The money would not be allocated until the projects have inked construction grant agreement, or full funding agreement, Fernandez said.

On the housing front, the budget includes both mandatory and discretionary housing investments that total more than $175 billion. The administration wants to create a new Neighborhood Homes Tax Credit, the first tax provision to directly support building or renovating affordable homes for homeownership. It would also expand the Low-Income Housing Tax Credit by $28 billion by increasing the allocation of tax credits that states receive, and reduce the private activity bond financing requirement to 25% from 50% in order to “leverage more private capital into LIHTC deals and build more units of affordable housing.” The lowering of the PABs requirement was a provision included in the original Build Back Better bill in 2021.

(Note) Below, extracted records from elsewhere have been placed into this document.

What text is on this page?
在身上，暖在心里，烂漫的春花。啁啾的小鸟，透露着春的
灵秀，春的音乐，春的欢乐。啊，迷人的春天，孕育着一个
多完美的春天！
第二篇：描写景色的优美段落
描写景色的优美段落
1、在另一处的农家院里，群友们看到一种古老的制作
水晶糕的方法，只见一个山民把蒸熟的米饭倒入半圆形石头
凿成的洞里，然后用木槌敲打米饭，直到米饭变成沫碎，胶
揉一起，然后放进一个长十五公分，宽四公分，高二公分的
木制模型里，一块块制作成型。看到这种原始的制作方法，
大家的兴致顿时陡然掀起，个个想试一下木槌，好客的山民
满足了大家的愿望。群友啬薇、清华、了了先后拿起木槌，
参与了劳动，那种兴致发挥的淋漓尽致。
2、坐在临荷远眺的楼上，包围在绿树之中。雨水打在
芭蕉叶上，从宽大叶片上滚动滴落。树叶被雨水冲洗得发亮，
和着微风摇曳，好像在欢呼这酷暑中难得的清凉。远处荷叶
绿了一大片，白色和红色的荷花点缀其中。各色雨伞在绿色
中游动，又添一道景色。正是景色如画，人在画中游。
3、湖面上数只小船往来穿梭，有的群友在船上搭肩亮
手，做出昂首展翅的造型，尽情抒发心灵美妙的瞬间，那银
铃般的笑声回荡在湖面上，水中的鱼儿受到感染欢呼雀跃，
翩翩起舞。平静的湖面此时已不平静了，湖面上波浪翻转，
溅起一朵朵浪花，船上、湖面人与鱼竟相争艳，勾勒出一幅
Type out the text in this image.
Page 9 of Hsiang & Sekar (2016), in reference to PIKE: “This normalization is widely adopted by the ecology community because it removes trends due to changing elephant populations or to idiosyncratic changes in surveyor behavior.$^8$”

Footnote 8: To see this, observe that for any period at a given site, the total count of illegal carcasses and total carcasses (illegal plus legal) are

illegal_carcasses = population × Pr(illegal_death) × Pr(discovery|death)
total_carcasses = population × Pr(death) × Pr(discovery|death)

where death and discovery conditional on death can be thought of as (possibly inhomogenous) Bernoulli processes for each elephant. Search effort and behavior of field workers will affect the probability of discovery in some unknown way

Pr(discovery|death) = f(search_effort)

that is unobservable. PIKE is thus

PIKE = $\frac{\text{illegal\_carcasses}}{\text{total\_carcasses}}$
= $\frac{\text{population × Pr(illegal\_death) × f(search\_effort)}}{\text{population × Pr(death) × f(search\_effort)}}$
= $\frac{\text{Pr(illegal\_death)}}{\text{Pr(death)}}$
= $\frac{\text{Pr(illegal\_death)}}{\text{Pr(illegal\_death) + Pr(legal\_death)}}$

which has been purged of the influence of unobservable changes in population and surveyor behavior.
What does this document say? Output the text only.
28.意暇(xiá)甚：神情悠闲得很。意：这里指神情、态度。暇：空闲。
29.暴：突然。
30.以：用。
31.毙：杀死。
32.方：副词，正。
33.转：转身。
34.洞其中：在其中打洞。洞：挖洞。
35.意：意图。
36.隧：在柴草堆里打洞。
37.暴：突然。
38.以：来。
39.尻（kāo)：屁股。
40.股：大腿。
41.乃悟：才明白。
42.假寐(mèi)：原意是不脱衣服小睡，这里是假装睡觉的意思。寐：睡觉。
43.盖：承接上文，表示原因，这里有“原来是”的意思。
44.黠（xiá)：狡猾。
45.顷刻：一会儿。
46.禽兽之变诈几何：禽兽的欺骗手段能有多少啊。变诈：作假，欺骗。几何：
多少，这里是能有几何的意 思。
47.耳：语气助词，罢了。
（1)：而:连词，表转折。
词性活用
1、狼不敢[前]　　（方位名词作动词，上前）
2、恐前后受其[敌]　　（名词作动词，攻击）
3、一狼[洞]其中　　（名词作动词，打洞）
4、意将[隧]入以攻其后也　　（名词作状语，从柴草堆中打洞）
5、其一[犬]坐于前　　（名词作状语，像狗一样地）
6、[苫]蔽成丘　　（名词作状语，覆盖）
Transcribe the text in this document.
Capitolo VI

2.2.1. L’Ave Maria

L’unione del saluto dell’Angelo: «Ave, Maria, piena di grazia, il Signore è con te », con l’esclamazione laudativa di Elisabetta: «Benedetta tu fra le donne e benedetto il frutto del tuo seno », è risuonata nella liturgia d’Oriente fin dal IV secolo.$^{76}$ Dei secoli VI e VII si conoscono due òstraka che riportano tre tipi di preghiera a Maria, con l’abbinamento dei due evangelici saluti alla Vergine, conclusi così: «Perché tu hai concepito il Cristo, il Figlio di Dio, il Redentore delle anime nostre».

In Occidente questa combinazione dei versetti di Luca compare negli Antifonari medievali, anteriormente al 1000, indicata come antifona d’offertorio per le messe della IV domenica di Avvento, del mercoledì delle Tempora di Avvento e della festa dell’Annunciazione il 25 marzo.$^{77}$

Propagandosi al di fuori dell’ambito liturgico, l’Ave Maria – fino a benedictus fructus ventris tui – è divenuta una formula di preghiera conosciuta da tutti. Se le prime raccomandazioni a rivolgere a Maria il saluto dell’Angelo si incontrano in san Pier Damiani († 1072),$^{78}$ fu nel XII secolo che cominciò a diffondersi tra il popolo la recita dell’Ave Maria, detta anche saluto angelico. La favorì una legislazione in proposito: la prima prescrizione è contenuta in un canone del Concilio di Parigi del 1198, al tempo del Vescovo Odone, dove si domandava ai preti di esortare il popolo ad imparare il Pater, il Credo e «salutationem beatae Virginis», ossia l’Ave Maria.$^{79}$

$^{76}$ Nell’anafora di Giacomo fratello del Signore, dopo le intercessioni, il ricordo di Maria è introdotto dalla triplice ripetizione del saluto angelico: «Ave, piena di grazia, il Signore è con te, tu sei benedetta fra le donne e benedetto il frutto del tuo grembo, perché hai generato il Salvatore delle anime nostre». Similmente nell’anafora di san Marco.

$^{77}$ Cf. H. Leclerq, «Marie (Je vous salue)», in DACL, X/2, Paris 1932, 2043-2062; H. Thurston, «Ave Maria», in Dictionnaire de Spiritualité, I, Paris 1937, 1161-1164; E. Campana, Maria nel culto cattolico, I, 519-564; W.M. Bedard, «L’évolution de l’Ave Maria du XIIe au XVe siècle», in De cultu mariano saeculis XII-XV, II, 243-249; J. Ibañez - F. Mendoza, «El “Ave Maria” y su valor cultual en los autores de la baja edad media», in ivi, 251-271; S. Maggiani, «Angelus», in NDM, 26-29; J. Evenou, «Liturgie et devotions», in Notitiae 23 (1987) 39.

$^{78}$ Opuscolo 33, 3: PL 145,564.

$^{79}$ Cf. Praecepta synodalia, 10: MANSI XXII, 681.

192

On the tax front, Biden proposed lifting the top individual tax rate to 39.6% from 37% for those earning more than $400,000 and raising the corporate tax rate to 28% from 21%.

The plan would also the higher standard tax deduction and reduced tax rates enacted under the Tax Cuts and Jobs Act of 2017, but only for households making under $400,000. The provisions are set to expire in 2025 without action.

The budget would double the capital gains rate to 39.6% from 20% for people earning at least $1 million a year and would also limit the amount of money that those earning over $400,000 can keep in a Roth individual retirement account.

For the second year, Biden called for a 25% minimum tax on billionaires, which affects roughly 0.01% of the population, according to the White House.